Bisogna correre tanto con il veliero un po’ trabiccolo per sfuggire all’inseguimento di perfidi cortigiani che vogliono morto Dolittle così la regina non guarirà e loro sgavazzeranno felici a corte? Basta chiamare una balena e il veliero diventa un turbo inarrestabile.
In definitiva, se nel mondo degli uomini non ci fossero gli animali andrebbe tutto molto male, forse per questo li mangiamo, li scuoiamo, li cacciamo, li vendiamo vivi sui mercati cinesi con prevedibili conseguenze.
Dalla visione si esce corroborati, il cast aiuta nell’impresa, Robert Downey.j è impagabile, un Dolittle a tutto tondo come ognuno di noi l’ha immaginato leggendo i racconti di Hugh Lofting, The Story of Doctor Dolittle del 1920
Burbero e benefico, temerario e da sempre innamorato della dolce Lily perduta da sette anni in un naufragio, ha fatto scelte definitive, isolarsi dal mondo con i suoi animali, ma ha anche la giusta dose di flessibilità mentale per non essere uno scienziato pazzo ma un uomo vero.
Il ragazzino è perfetto, faccia solare, non presuntuoso né saccente, cosa rara, ma neppure timido e irresoluto. Un degno successore di Dolittle.
E gli animali! Vorremmo averli tutti nel giardino di casa e capire il loro linguaggio.
La sceneggiatura e lo script vanno a braccetto, la forza di attrazione è tale che anche una sala piena di bambini è attenta e silenziosa.
E quando cominceranno a sciamare fuori con le brave mammine sappiamo che avranno imparato qualcosa che smartphone e videogiochi non insegnano di certo.
E bene così, l’intento del padre di queste storie e del loro ultimo adattatore per il cinema è rispettato.

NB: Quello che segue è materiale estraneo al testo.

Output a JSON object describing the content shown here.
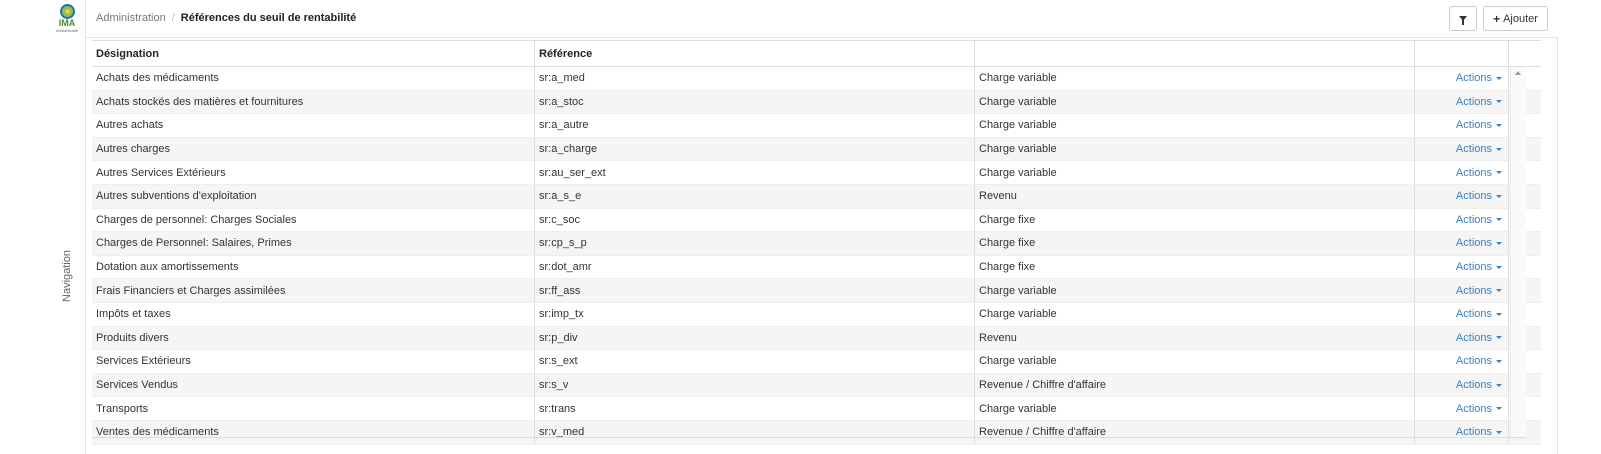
{
  "logo": {
    "text": "IMA",
    "subtext": "WorldHealth"
  },
  "breadcrumb": {
    "root": "Administration",
    "separator": "/",
    "current": "Références du seuil de rentabilité"
  },
  "toolbar": {
    "add_label": "Ajouter",
    "add_prefix": "+"
  },
  "nav": {
    "label": "Navigation"
  },
  "table": {
    "headers": [
      "Désignation",
      "Référence",
      "",
      ""
    ],
    "actions_label": "Actions",
    "rows": [
      [
        "Achats des médicaments",
        "sr:a_med",
        "Charge variable"
      ],
      [
        "Achats stockés des matières et fournitures",
        "sr:a_stoc",
        "Charge variable"
      ],
      [
        "Autres achats",
        "sr:a_autre",
        "Charge variable"
      ],
      [
        "Autres charges",
        "sr:a_charge",
        "Charge variable"
      ],
      [
        "Autres Services Extérieurs",
        "sr:au_ser_ext",
        "Charge variable"
      ],
      [
        "Autres subventions d'exploitation",
        "sr:a_s_e",
        "Revenu"
      ],
      [
        "Charges de personnel: Charges Sociales",
        "sr:c_soc",
        "Charge fixe"
      ],
      [
        "Charges de Personnel: Salaires, Primes",
        "sr:cp_s_p",
        "Charge fixe"
      ],
      [
        "Dotation aux amortissements",
        "sr:dot_amr",
        "Charge fixe"
      ],
      [
        "Frais Financiers et Charges assimilées",
        "sr:ff_ass",
        "Charge variable"
      ],
      [
        "Impôts et taxes",
        "sr:imp_tx",
        "Charge variable"
      ],
      [
        "Produits divers",
        "sr:p_div",
        "Revenu"
      ],
      [
        "Services Extérieurs",
        "sr:s_ext",
        "Charge variable"
      ],
      [
        "Services Vendus",
        "sr:s_v",
        "Revenue / Chiffre d'affaire"
      ],
      [
        "Transports",
        "sr:trans",
        "Charge variable"
      ],
      [
        "Ventes des médicaments",
        "sr:v_med",
        "Revenue / Chiffre d'affaire"
      ]
    ]
  },
  "colors": {
    "link": "#3a7fc1",
    "stripe": "#f5f5f5",
    "border": "#dddddd"
  }
}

Racconta infatti Lofting di averle scritte dalle trincee della Grande Guerra come cartoline illustrate per i figli che esorcizzassero in qualche modo le notizie orribili che arrivavano dal fronte.
Gli fa eco Stephen Gaghan:
" Vidi per la prima volta le avventure di Dolittle con il volto di Rex Harrison quando avevo tre o quattro anni. Ne rimasi affascinato e particolarmente colpito. Si è così insinuato nella mia mente da voler uscire fuori in maniera inconscia cinquant'anni dopo. Gli animali hanno sempre fatto parte della mia vita: sono cresciuto in una fattoria nel Kentucky tra specie di ogni tipo e ho provveduto, una volta padre, a raccontare ai miei figli storie di animali da me inventate. Ognuno dei miei ragazzi, che hanno un'età che va dai 5 ai 19 anni, è cresciuto ascoltando ogni notte racconti che credevano provenissero da libri ma che erano invece frutto della mia fantasia. Man mano che crescevano, ho fatto vedere a ognuno La città incantata, lo splendido film del leggendario Hayao Miyazaki. Credo che tutto ciò abbia inevitabilmente finito per influenzare la mia versione di Dolittle, nata con il desiderio di conquistare i miei ragazzi e far loro provare un senso di stupore e meraviglia”.